The Narcostate


It’s perhaps not surprising that Tajikistan, which shares a poorly guarded, 750-mile border with opium-rich Afghanistan, has become a major global drug-trafficking hub—in fact, more than 80 percent of Afghanistan’s heroin exports to Russia and Europe now pass through Tajik territory. Over the past decade, the United States, worried that the drug trade would soon be accompanied by all the other security problems that plague Afghanistan, has cooperated closely with Tajikistan’s government to help it stem the narcotics trade. Seems reasonable, right?

Unfortunately, that government is such a dubious partner that hundreds of millions of dollars in U.S. aid have done little to solve the country’s problems or stop the drug business—while helping to shore up its apparatus of repression. The United States has spent nearly $200 million since 2001 on security assistance for Tajikistan, increasingly focused on training and arming special military and police units. In 2012, for example, U.S. Special Forces trained 350 members of the State Committee of National Security, the successor agency of the Soviet-era KGB, including courses in marksmanship, close-quarters combat and weapons.

But while the GKNB is on the front lines of fighting drug traffickers, it is also the primary organ of political repression in the country—and many observers see it as more engaged in the latter. That includes the detention and torture of dozens of dissidents, according to human rights groups.

And besides, a substantial portion of the drugs that transit through Tajikistan—accounting for as much as 30 percent of the country’s GDP—do so through legal border crossings. No surprise, as the largest drug traffickers in Tajikistan are widely believed to be closely tied to high-level officials in the deeply corrupt Tajik government. The man thought to be founder of Tajikistan’s first major drug-trafficking group, for instance, was the lieutenant to the founder of the political party that brought President Emomali Rahmon to power in 1992. “In no other country of the world, except perhaps contemporary Afghanistan, can such a superimposition between drug traffickers and government officials be found,” a 2007 research paper concluded.

Officially, the United States is critical of the human rights record of Tajikistan’s security services, pointing to ineffective law enforcement compromised by drug lords’ “high-level connections with government officials and security agents.” But in reality, Washington is complicit in this vast network of illegal trading: The majority of the trafficking in Tajikistan is believed to occur on the country’s few good roads and bridges—one of which was built in 2009 with $35 million in U.S. Central Command funds. The U.S.-trained and -equipped GKNB targets not the big-time smugglers with ties to the government, but the smaller pushers who have to sneak across the Afghan border. In the most cynical interpretation, the United States is helping the government of Tajikistan take out its drug-trafficking competition.

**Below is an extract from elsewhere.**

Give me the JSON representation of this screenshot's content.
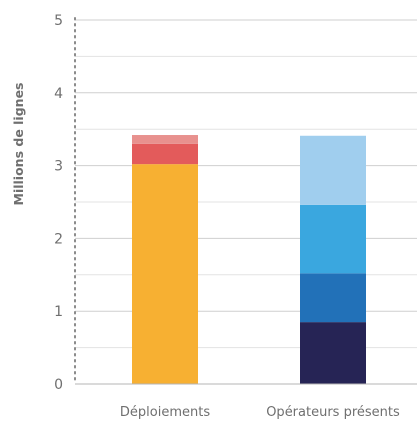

Congressional restrictions limit military aid to Uzbekistan, the most repressive U.S. partner in Central Asia. But Tajikistan—with a human rights record that is nearly as bad—has been able to slide under the radar and become a major beneficiary of Pentagon largesse. And Tajikistan has benefited even though its strategic utility to the United States is relatively small compared with its Central Asian neighbors. Uzbekistan and Kazakhstan host the lion’s share of overland U.S. military transit to Afghanistan (leaving Tajikistan as a backup supply route for the Uzbekistan route), and Kyrgyzstan hosts a U.S. Air Force base (at least until July).

Tajikistan’s leading opposition politician, Muhiddin Kabiri, says the U.S. focus on military issues in his country has come at the expense of America’s purported interest in human rights. Before Central Asia assumed such a large role in the Afghanistan operation, “the main question between Tajikistan and U.S. representatives was economic questions, human rights, democracy and stability,” Kabiri told me recently. And indeed, while security assistance was less than 5 percent of total U.S. spending in Central Asia in the 1990s, it has climbed to more than 30 percent since 2007. Now, Kabri says, the focus—and spending—heavily leans toward military operations. “Human rights, democracy, free elections—these kinds of problems, maybe they will touch these questions, but only last, only for protocol,” he says. All of which makes the Tajik government “very lucky.”